Cron jobs and scheduled tasks vanish for boring reasons:

  • A server was decommissioned and the crontab moved with it - sort of.
  • A Kubernetes CronJob has suspend: true after a Helm rollout.
  • A scheduler container is in CrashLoopBackOff for an hour before the alert fires, or no alert fires because liveness probes pass.
  • The job started, hit a panic early, exited 0 by accident.
  • The cron schedule was changed from */5 * * * * to */5 * * * 1-5 and nobody noticed the weekend gap.
  • A new region was launched without the cron config.
  • DST or timezone changes pushed the job into a maintenance window.
  • The deploy pipeline switched to a new image that no longer includes the cron binary.

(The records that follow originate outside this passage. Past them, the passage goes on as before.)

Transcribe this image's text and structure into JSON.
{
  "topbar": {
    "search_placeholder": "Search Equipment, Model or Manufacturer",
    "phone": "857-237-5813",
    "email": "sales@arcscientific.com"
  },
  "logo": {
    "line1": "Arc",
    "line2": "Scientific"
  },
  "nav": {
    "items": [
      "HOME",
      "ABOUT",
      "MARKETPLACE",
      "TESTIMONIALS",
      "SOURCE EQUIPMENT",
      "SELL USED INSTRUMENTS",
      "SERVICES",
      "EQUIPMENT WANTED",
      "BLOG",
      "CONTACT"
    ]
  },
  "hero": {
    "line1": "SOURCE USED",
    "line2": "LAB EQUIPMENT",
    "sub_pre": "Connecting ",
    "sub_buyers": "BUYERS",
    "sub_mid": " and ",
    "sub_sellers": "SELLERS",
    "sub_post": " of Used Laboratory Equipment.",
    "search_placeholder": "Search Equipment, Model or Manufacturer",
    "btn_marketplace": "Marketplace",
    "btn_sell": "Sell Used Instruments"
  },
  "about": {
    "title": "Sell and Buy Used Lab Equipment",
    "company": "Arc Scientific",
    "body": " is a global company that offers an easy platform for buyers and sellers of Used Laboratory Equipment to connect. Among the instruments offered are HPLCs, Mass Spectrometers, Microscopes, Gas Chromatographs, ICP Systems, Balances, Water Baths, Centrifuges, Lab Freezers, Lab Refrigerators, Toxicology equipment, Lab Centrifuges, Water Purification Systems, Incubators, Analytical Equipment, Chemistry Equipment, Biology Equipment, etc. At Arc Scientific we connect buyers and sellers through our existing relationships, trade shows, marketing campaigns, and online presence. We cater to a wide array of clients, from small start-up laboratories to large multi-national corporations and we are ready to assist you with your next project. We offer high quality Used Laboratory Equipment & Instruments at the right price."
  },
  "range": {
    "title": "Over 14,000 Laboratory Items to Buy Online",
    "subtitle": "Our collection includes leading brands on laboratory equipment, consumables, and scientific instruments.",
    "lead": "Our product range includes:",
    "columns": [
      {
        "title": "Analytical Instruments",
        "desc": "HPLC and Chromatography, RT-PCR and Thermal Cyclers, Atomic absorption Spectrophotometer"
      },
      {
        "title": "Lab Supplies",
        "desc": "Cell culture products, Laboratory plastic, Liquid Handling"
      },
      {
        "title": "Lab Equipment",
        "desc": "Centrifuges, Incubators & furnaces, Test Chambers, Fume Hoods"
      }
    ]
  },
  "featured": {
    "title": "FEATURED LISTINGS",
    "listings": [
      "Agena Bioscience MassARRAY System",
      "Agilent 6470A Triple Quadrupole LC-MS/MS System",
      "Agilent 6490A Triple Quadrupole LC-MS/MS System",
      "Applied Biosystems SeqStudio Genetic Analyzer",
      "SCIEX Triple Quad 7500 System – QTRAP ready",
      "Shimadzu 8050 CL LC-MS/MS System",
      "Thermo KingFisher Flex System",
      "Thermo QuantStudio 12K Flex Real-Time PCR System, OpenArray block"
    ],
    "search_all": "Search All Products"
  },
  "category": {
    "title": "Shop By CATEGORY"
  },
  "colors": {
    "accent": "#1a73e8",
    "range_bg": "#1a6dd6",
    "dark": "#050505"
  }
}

None of these throw an exception. The job just stops.


What a Dead-Man Switch Actually Is

A dead-man switch is a monitor that alerts on silence.

The pattern:

  1. The job pings a known URL or writes a heartbeat at the end of a successful run.
  2. The monitor expects the ping at a known schedule.
  3. If the ping does not arrive within expected_interval + grace_period, the monitor alerts.

It inverts the usual "alert on error" pattern into "alert on absence of success."

A trivial implementation:

# At the END of a successful cron run
curl -fsS -m 10 https://ping.example.com/cron/nightly-billing/ok || true

The monitor knows the schedule and the grace period. If no ping arrives, it pages.

If the job is partially successful, do not ping. The dead-man switch should only fire on complete success.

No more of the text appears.